La société Zurich Insurance Europe AG était assureur dommages-ouvrage et constructeur non réalisateur de la société LNC Zeta promotion.
Cette dernière a a vendu l’ensemble des logements de son programme, qui sont soumis au statut de la copropriété, en l’état futur d’achèvement.
Par un acte authentique du 10 mai 2022, M. [E] [N] et Mme [U] [K] [N] (les époux [N]) ont acquis auprès de la société LNC Zeta promotion les lots n°2, 119 et 120 correspondant à un appartement et deux places de stationnement.
Les travaux ont été réceptionnés le 23 juin 2022 puis le bien livré le 27 suivant sans réserve en lien avec l’objet du litige.
Postérieurement, les acquéreurs ont dénoncé différents désordres consistant essentiellement en une forte et croissante présence d’humidité et des fuites.
Par une ordonnance du 26 mai 2023, le juge des référés du tribunal judiciaire d’Evry a ordonné une expertise judiciaire au contradictoire des sociétés LNC Zeta promotion et Les Nouveaux constructeurs. Les 10 mai et 20 août 2024, les opérations d’expertise ont été déclarées communes à diverses sociétés et notamment à la société Zurich Insurance Europe AG en sa seule qualité d’assureur constructeur non réalisateur.
Par ordonnance du 17 janvier 2025, le juge des référés a notamment condamné la société LNC Zeta promotion à payer aux époux [N], à titre provisionnel, la somme de 16 710,48 euros à valoir sur la réparation de leurs préjudices au titre des frais de relogement, des honoraires de location et des frais de déménagement, dit n’y avoir lieu à référé concernant la demande de prise en charge des frais d’expertise et condamné la société Zurich Insurance à garantir son assurée, la société Zeta promotion, des condamnations prononcées à son encontre, dans le cadre de la présente instance, au profit des époux [N].

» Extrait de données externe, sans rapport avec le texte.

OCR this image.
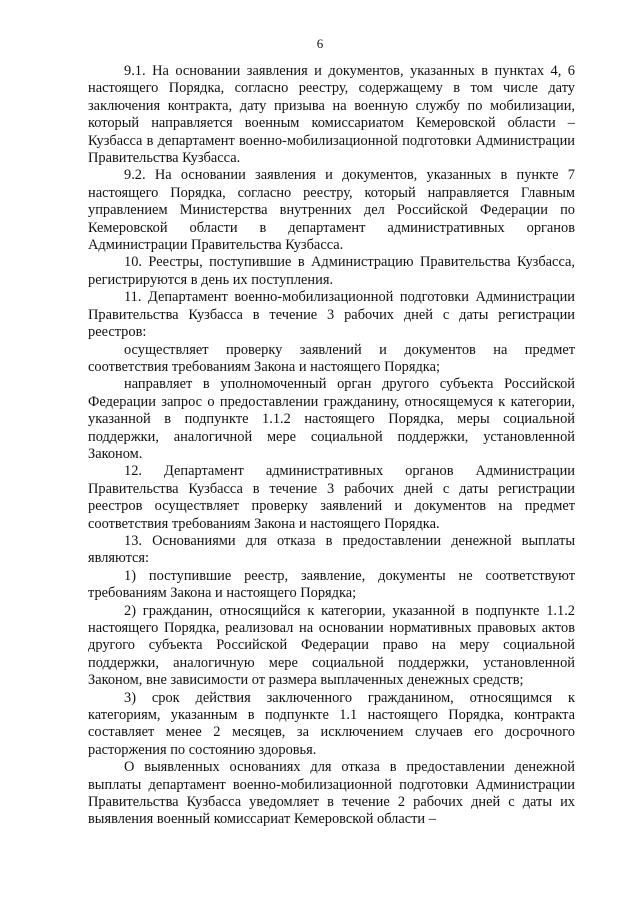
6

9.1. На основании заявления и документов, указанных в пунктах 4, 6 настоящего Порядка, согласно реестру, содержащему в том числе дату заключения контракта, дату призыва на военную службу по мобилизации, который направляется военным комиссариатом Кемеровской области – Кузбасса в департамент военно-мобилизационной подготовки Администрации Правительства Кузбасса.

9.2. На основании заявления и документов, указанных в пункте 7 настоящего Порядка, согласно реестру, который направляется Главным управлением Министерства внутренних дел Российской Федерации по Кемеровской области в департамент административных органов Администрации Правительства Кузбасса.

10. Реестры, поступившие в Администрацию Правительства Кузбасса, регистрируются в день их поступления.

11. Департамент военно-мобилизационной подготовки Администрации Правительства Кузбасса в течение 3 рабочих дней с даты регистрации реестров:

осуществляет проверку заявлений и документов на предмет соответствия требованиям Закона и настоящего Порядка;

направляет в уполномоченный орган другого субъекта Российской Федерации запрос о предоставлении гражданину, относящемуся к категории, указанной в подпункте 1.1.2 настоящего Порядка, меры социальной поддержки, аналогичной мере социальной поддержки, установленной Законом.

12. Департамент административных органов Администрации Правительства Кузбасса в течение 3 рабочих дней с даты регистрации реестров осуществляет проверку заявлений и документов на предмет соответствия требованиям Закона и настоящего Порядка.

13. Основаниями для отказа в предоставлении денежной выплаты являются:

1) поступившие реестр, заявление, документы не соответствуют требованиям Закона и настоящего Порядка;

2) гражданин, относящийся к категории, указанной в подпункте 1.1.2 настоящего Порядка, реализовал на основании нормативных правовых актов другого субъекта Российской Федерации право на меру социальной поддержки, аналогичную мере социальной поддержки, установленной Законом, вне зависимости от размера выплаченных денежных средств;

3) срок действия заключенного гражданином, относящимся к категориям, указанным в подпункте 1.1 настоящего Порядка, контракта составляет менее 2 месяцев, за исключением случаев его досрочного расторжения по состоянию здоровья.

О выявленных основаниях для отказа в предоставлении денежной выплаты департамент военно-мобилизационной подготовки Администрации Правительства Кузбасса уведомляет в течение 2 рабочих дней с даты их выявления военный комиссариат Кемеровской области –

Par actes de commissaire de justice du 19 septembre 2025, les époux [N] ont de nouveau assigné les sociétés LNC Zeta Promotion et Zurich Insurance, cette dernière prise en sa qualité d’assureur dommages-ouvrage et constructeur non réalisateur, devant le président du tribunal judiciaire d’Evry statuant en référé.
L’affaire a été appelée une première fois à l’audience du 7 octobre 2025 et renvoyée à celle du 21 novembre suivant.
A cette date, soutenant oralement leur acte introductif d’instance, les époux [N], représentés par leur conseil, demandent au juge des référés de :
« Déclarer communes et opposables à la société ZURICH INSURANCE, en sa qualité d’assureur DOMMAGE OUVRAGE de la société LNC ZETA PROMOTION, les opérations d’expertise judiciaire ordonnées par Ordonnance de Référé du 26 mai 2023 ( RG 23/00332 ) puis complétées par Ordonnance du 23 juin 2023 et Ordonnance de Référé du 10 mai 2024 ( RG 24/00291), le tout en application des articles 145, 331, 333 et 245 du Code de Procédure Civile,
Condamner la société LNC ZETA PROMOTION, prise en la personne de son représentant légal, à verser à Monsieur et Madame [N] :
— une provision complémentaire de 16 605 €uros, au titre de leurs frais de relogement, sur la période de décembre 2024 à septembre 2025 compris,
— une provision ad litem d’un montant de 30.000, 00 €uros , afin de leur permettre de couvrir les frais d’instance d’expertise,
Condamner la société ZURICH INSURANCE, cette dernière en sa qualité d’assureur CNR et/ou de DOMMAGE OUVRAGE de la société LNC ZETA PROMOTION, à garantir cette dernière des condamnations précitées et prononcées à son encontre en faveur de Monsieur et Madame [N],
Enjoindre au locataire de Monsieur [Y] [P], de laisser accès à la cour accueillant le mur séparatif, à charge pour Monsieur et Madame [N] , d 'aviser ledit locataire de la date de la réunion d’expertise , dans le délai minimum d’une semaine précédant celle-ci, et d’en justifier,
Condamner IN SOLIDUM les Sociétés LNC ZETA PROMOTION et ZURICH INSURANCE, cette dernière en sa qualité d’assureur CNR et/ou de DOMMAGE OUVRAGE de la société LNC ZETA PROMOTION, prise en la personne de leurs représentants légaux, à verser à Monsieur et Madame [N] une somme de 3.000, 00 €uros, sur le fondement de l’article 700 du Code de Procédure Civile,
Réserver le surplus des dépens ".
Par conclusions soutenues oralement à l’audience, les sociétés LNC Zeta promotion et Les Nouveaux constructeurs, représentées par leur conseil, demandent au juge des référés de :
« – A titre liminaire, METTRE HORS DE CAUSE la société LES NOUVEAUX CONSTRUCTEURS.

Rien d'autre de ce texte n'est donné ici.